Two thirds of all the income gains, to the top 1%.  This is not equitable, rational or even reasonable.  Why does emergent political policy look the way it does?  Political influence of this nascent oligarchy is the answer.

‘Recession or no recession, the gravy train at the top hasn’t paused for breath: Executive bonuses keep rising, and the top 25 hedge-fund managers made a staggering $1-billion each in 2009. Nevertheless, the trend in U.S. politics is not to challenge the contrast between the top and the bottom, but to reinforce it. The Tea Party portrays government itself as the problem. And rather than empowering average workers to improve their lot (like the Wagner Act did in 1935), America’s rightward lurch in labour relations will reinforce the stagnation at the bottom.”

I would speculate that measures that increase social and economic equality such as Universal Healthcare were derailed precisely because of this misplaced furor of the Tea party and other people, who wrongly blame the government rather than elites for their current economic situation.  It certainly was not the government that took 2/3 of all the economic income gains from 1978.   Indeed it is pretty bad in the US, but does Canada fare any better?

“Canada is a kinder, gentler, fairer place. So the numbers aren’t as extreme. Or are they? Here, the richest 1 per cent (less than 250,000 tax filers) capture 17 per cent of total income, and that share has merely doubled (not trebled) since the egalitarian 1970s. A full third of all income gains across Canada since 1987 have gone to that lucky group. For the ultra-ultra-rich (the top 0.1 per cent of families, 25,000 in total, with average income of $1.5-million), their share of national income has trebled to 6.5 per cent.”

Erm. Well…  Yeah, we are a little better of as the egalitarian principles in Canada are eroding at a slower rate than those of the US.

“Despite this largesse, in Canada, too, the political bandwagon lurches to the right. There’s been infinitely more hot air expended since the financial meltdown over the salaries of unionized garbage collectors than those of high-flying financiers. Our home-grown plutocracy, meanwhile, keeps raking it in. Bonuses at the Big Six banks alone reached $8.9-billion in 2010, the highest ever. The Canadian Centre for Policy Alternatives recently documented that the typical Canadian CEO made as much by 2:30 p.m. on Jan. 3 as the average worker makes all year long.

It is not rational for this sort of imbalance to exist in an economy.  This is not the market determining a fair price for work done, this is naked avarice strutting though Canadian society as if nothing was wrong.
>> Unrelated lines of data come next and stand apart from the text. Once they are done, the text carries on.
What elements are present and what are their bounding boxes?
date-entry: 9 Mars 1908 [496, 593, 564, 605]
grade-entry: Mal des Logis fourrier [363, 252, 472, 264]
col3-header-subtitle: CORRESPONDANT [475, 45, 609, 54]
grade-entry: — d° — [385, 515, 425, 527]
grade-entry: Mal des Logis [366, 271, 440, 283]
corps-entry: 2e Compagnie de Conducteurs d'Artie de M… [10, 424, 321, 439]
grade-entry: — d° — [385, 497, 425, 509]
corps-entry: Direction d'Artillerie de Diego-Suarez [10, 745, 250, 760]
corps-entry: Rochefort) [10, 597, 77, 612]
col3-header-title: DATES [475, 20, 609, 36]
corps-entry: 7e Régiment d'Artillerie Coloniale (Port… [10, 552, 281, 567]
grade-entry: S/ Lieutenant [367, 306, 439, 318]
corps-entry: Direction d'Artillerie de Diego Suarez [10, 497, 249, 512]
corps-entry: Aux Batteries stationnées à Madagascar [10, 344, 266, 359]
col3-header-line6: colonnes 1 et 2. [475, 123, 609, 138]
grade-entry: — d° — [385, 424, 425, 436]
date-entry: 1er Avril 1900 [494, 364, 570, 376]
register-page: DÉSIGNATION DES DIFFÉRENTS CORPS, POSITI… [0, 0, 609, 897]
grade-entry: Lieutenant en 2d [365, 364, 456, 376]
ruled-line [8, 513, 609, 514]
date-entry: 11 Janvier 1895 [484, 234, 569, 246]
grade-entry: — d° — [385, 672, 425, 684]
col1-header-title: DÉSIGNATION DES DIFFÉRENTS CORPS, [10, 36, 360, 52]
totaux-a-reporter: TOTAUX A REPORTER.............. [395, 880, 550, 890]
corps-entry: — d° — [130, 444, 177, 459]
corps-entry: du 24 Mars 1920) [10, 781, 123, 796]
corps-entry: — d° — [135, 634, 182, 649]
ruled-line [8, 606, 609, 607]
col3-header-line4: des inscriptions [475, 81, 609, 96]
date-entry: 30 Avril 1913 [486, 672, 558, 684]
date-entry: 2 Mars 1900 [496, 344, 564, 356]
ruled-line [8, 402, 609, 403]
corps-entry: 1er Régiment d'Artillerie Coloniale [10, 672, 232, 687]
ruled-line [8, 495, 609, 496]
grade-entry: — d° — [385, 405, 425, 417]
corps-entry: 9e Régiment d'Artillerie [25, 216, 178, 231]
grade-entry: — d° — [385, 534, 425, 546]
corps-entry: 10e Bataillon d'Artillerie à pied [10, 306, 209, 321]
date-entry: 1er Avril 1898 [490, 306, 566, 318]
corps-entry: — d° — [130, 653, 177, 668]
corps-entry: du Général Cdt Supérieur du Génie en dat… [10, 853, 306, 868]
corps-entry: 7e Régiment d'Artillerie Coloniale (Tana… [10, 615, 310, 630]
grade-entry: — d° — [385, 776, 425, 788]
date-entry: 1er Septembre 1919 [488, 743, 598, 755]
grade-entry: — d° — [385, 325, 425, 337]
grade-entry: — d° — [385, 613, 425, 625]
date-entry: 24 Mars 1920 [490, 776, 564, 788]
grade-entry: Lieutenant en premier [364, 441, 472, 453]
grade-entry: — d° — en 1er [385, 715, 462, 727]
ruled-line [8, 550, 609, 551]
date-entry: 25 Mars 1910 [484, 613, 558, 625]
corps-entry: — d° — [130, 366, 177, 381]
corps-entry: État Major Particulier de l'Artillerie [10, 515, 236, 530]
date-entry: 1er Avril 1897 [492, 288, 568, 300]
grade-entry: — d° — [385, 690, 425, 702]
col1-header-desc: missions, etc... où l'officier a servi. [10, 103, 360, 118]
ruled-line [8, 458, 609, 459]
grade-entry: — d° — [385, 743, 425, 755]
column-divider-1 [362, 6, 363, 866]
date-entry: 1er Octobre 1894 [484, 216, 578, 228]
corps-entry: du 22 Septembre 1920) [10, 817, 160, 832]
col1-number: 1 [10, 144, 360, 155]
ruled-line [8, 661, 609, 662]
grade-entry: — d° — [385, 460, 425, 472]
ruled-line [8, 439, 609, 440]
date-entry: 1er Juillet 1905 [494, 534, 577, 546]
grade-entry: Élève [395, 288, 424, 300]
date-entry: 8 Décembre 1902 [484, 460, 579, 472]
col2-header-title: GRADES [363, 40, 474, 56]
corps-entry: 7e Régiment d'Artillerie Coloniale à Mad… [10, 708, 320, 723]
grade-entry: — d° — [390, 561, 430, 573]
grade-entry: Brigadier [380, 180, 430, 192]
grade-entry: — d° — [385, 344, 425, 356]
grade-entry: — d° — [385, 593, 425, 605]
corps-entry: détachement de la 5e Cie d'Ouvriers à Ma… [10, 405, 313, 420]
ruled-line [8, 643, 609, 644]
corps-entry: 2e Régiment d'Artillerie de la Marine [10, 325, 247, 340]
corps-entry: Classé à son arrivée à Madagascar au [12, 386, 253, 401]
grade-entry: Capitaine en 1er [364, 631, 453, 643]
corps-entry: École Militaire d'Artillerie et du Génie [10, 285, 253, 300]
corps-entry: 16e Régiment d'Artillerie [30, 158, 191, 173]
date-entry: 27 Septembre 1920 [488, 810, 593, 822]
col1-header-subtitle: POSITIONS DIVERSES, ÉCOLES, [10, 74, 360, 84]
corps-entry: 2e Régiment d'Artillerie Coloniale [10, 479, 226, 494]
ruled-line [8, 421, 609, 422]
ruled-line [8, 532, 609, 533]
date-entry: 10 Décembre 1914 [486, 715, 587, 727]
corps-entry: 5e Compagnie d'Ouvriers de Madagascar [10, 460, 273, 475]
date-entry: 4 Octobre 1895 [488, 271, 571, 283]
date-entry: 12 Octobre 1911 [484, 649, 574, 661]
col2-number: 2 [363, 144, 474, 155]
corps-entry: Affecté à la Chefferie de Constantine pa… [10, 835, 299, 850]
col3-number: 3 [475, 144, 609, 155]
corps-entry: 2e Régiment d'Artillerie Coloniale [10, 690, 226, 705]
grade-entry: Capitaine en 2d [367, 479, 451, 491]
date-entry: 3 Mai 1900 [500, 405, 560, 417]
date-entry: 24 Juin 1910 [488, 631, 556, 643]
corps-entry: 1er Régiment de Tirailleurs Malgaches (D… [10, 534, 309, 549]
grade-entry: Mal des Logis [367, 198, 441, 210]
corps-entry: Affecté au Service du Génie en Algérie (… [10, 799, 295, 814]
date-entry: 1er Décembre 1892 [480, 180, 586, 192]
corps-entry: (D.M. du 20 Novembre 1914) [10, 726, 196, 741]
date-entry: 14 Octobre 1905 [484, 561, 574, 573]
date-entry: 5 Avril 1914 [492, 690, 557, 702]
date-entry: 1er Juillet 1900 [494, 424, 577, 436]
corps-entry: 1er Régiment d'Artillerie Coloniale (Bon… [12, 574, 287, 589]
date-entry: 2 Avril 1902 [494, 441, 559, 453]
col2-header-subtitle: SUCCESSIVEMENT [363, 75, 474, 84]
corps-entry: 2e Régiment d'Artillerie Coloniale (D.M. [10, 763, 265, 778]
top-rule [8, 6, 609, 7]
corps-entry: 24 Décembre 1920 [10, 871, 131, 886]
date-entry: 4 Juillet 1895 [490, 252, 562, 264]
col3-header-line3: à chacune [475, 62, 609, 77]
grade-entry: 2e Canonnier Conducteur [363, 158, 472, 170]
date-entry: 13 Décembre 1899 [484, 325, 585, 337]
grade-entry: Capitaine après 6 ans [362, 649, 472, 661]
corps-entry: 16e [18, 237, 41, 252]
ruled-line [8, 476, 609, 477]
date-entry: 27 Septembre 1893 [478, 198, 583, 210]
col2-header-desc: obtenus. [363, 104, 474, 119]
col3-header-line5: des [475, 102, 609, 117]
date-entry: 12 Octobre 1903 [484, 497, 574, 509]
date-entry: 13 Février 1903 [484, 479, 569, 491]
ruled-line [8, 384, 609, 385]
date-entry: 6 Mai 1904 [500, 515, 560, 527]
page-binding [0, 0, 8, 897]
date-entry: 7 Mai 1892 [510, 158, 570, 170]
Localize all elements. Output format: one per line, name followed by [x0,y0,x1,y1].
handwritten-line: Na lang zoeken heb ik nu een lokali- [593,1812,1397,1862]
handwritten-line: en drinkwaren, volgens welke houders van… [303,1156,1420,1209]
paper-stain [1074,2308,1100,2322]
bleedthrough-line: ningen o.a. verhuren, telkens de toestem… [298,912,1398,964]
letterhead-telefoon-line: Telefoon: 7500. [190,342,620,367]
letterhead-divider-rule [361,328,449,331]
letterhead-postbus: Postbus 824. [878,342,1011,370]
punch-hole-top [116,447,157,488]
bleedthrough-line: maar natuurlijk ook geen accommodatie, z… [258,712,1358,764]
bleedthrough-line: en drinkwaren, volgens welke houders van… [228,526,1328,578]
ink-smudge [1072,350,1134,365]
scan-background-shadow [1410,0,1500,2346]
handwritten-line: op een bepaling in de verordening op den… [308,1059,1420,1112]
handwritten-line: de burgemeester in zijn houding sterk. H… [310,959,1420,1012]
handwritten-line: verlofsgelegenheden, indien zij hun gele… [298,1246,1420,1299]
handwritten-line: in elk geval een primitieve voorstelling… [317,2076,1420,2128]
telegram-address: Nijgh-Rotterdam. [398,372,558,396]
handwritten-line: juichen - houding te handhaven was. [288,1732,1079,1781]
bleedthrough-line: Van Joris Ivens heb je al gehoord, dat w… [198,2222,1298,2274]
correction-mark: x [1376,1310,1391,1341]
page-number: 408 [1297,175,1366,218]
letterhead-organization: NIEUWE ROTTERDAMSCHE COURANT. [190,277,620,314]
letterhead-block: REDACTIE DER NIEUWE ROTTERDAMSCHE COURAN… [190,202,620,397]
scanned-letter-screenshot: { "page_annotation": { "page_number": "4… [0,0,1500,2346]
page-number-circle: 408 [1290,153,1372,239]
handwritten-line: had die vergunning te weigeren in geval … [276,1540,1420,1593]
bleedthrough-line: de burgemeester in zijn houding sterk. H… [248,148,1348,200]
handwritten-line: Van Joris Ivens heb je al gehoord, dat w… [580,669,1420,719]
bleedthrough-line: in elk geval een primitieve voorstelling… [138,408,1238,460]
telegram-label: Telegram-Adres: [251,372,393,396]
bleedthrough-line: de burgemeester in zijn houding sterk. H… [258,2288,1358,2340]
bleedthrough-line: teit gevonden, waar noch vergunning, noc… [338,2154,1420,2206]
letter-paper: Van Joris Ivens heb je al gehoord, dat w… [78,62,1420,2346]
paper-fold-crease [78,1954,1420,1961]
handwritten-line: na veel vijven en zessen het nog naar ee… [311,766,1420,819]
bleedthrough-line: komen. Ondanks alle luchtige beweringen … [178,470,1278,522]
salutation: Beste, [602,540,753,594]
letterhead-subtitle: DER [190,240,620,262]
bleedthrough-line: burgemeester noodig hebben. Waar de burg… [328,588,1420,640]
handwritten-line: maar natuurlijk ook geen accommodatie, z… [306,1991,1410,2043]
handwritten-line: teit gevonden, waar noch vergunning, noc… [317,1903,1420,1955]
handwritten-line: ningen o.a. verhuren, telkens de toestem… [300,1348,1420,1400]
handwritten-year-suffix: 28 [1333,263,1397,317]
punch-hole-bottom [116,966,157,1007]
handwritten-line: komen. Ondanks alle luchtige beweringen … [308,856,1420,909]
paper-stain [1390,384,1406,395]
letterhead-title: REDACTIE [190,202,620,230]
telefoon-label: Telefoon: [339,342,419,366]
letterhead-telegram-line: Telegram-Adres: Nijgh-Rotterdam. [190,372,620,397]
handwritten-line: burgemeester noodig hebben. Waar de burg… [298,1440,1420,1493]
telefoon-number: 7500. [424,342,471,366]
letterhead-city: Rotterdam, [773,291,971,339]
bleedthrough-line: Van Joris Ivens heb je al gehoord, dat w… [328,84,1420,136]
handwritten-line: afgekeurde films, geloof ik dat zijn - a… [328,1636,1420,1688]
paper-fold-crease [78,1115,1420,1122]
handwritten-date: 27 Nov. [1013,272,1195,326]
“Imagine a city the size of Saskatoon hogging a third of all the new income generated by the entire country. Imagine folks who earn as much in a few hours as the rest of us do in a year – yet still lecture us on the need to tighten our belts. Imagine 25,000 families earning as much as the bottom seven million tax filers put together. How long will these excesses fly under the public’s radar, while we bicker over wage gaps between unionized garbage collectors and non-union fast-food workers?   Not long, I hope.”

The belt tightening needs to start at the top, competent leaders, lead by example and from the front.  Did we see during this latest recession the business classes calling for more social programs and higher taxes on their cohort?  Not even a faint whisper.  Why?  Because when rapacious avarice is the name of the game, sharing the pain and helping others is not even in the playbook.

Feathering the nests and nest eggs on the backs of the rest of society is par for the course of North American elites.  Witness the wage stagnation that is still with us since the 1970’s.  And who (are we told to) do we blame for this?  The penuriousness of the burgeoning plutocracy?  Of course not.  The blame goes to the Government and the Unions, two public institutions that have mandates to actually protect, rather than exploit,  people.   A tip of the hat for the propaganda program that has set the people against themselves rather than those who are actually running the show.